Protect with SSO Auth

SSO Auth configuration Require users to authenticate via Single Sign-On before they can access the portal. This is the recommended option for enterprise deployments where access should be tied to your identity provider.
  • Enable Auto Redirect: When turned on, unauthenticated users are sent straight to the SSO login page instead of seeing an access denied screen — a smoother experience for your users.

Share with (required)

Add specific users by name or email who should have access to this portal.

Select Role (required)

Assign a role to control what each user can do:
  • Runner: Can use the portal but cannot view or edit its configuration or any sub-objects.
  • Editor: Can use, view, and edit the portal and its sub-objects.
  • Administrator: Full control — can use, view, edit, delete, and share the portal and its sub-objects.
Click + Add to confirm. The table below shows everyone who currently has access and their role — you can change roles directly from the table.
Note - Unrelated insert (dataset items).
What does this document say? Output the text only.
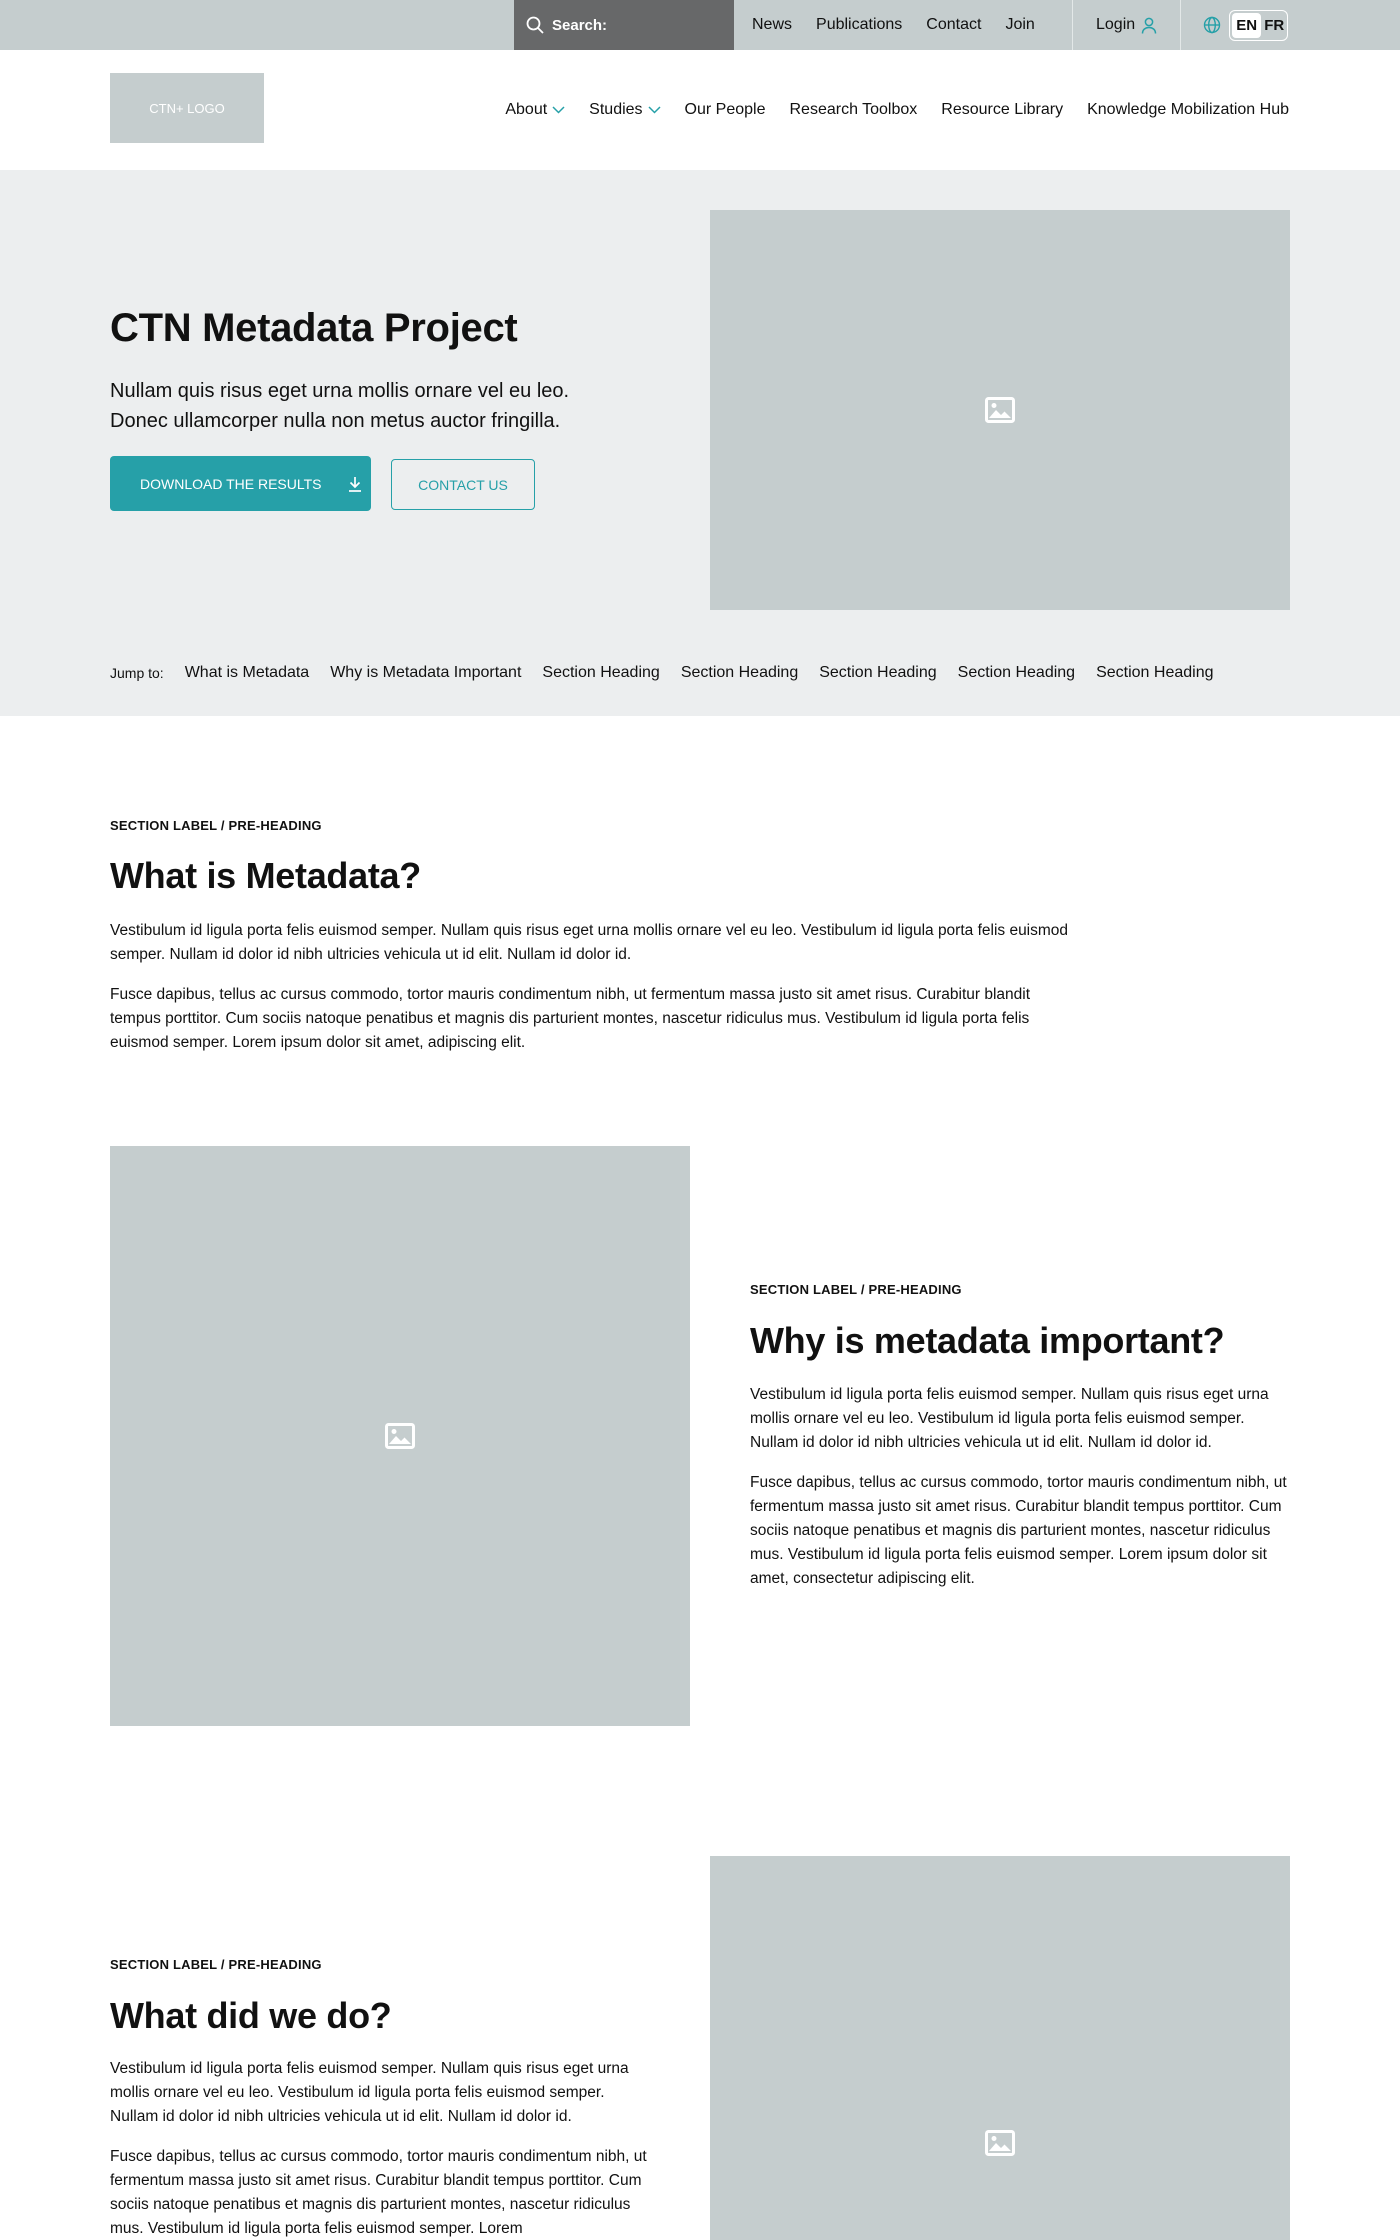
Search:	News Publications Contact Join	Login	EN FR
CTN+ LOGO	About	Studies	Our People Research Toolbox Resource Library Knowledge Mobilization Hub
CTN Metadata Project

Nullam quis risus eget urna mollis ornare vel eu leo. Donec ullamcorper nulla non metus auctor fringilla.

DOWNLOAD THE RESULTS	CONTACT US
Jump to: What is Metadata Why is Metadata Important Section Heading Section Heading Section Heading Section Heading Section Heading
SECTION LABEL / PRE-HEADING
What is Metadata?

Vestibulum id ligula porta felis euismod semper. Nullam quis risus eget urna mollis ornare vel eu leo. Vestibulum id ligula porta felis euismod semper. Nullam id dolor id nibh ultricies vehicula ut id elit. Nullam id dolor id.

Fusce dapibus, tellus ac cursus commodo, tortor mauris condimentum nibh, ut fermentum massa justo sit amet risus. Curabitur blandit tempus porttitor. Cum sociis natoque penatibus et magnis dis parturient montes, nascetur ridiculus mus. Vestibulum id ligula porta felis euismod semper. Lorem ipsum dolor sit amet, adipiscing elit.

SECTION LABEL / PRE-HEADING
Why is metadata important?

Vestibulum id ligula porta felis euismod semper. Nullam quis risus eget urna mollis ornare vel eu leo. Vestibulum id ligula porta felis euismod semper. Nullam id dolor id nibh ultricies vehicula ut id elit. Nullam id dolor id.

Fusce dapibus, tellus ac cursus commodo, tortor mauris condimentum nibh, ut fermentum massa justo sit amet risus. Curabitur blandit tempus porttitor. Cum sociis natoque penatibus et magnis dis parturient montes, nascetur ridiculus mus. Vestibulum id ligula porta felis euismod semper. Lorem ipsum dolor sit amet, consectetur adipiscing elit.

SECTION LABEL / PRE-HEADING
What did we do?

Vestibulum id ligula porta felis euismod semper. Nullam quis risus eget urna mollis ornare vel eu leo. Vestibulum id ligula porta felis euismod semper. Nullam id dolor id nibh ultricies vehicula ut id elit. Nullam id dolor id.

Fusce dapibus, tellus ac cursus commodo, tortor mauris condimentum nibh, ut fermentum massa justo sit amet risus. Curabitur blandit tempus porttitor. Cum sociis natoque penatibus et magnis dis parturient montes, nascetur ridiculus mus. Vestibulum id ligula porta felis euismod semper. Lorem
Customize Access Denied page

When someone without permission tries to access your portal, they see an access denied screen. You can customize it to match your tone:
  • Permission Text: The main message. Defaults to “You do not have permission to access this portal.”
  • Contact Text: Guidance on what to do next. Defaults to “Please contact the owner to request access.”
  • Icon Color: The color of the icon on the screen.

Protect with Password

Password protection configuration Set a password that users must enter before accessing the portal. This is a simpler alternative to SSO — useful for quick demos, external stakeholders, or situations where you do not need identity-based access control.

Customize Login page

Make the password login screen feel on-brand. A live preview updates as you edit:
  • Change Header: The heading text. Defaults to “Authenticate to Access Portal.”
  • Change Password Text: The label for the password field. Defaults to “Password.”
  • Change Button Text: The button label. Defaults to “Submit.”
  • Icon Color: The icon color on the login screen.

Version history

Every time you save your portal configuration, it is preserved. Click Version history in the top bar to browse previous versions and restore any of them with one click.
Save a version before making big changes — it gives you a clean restore point if something does not work out.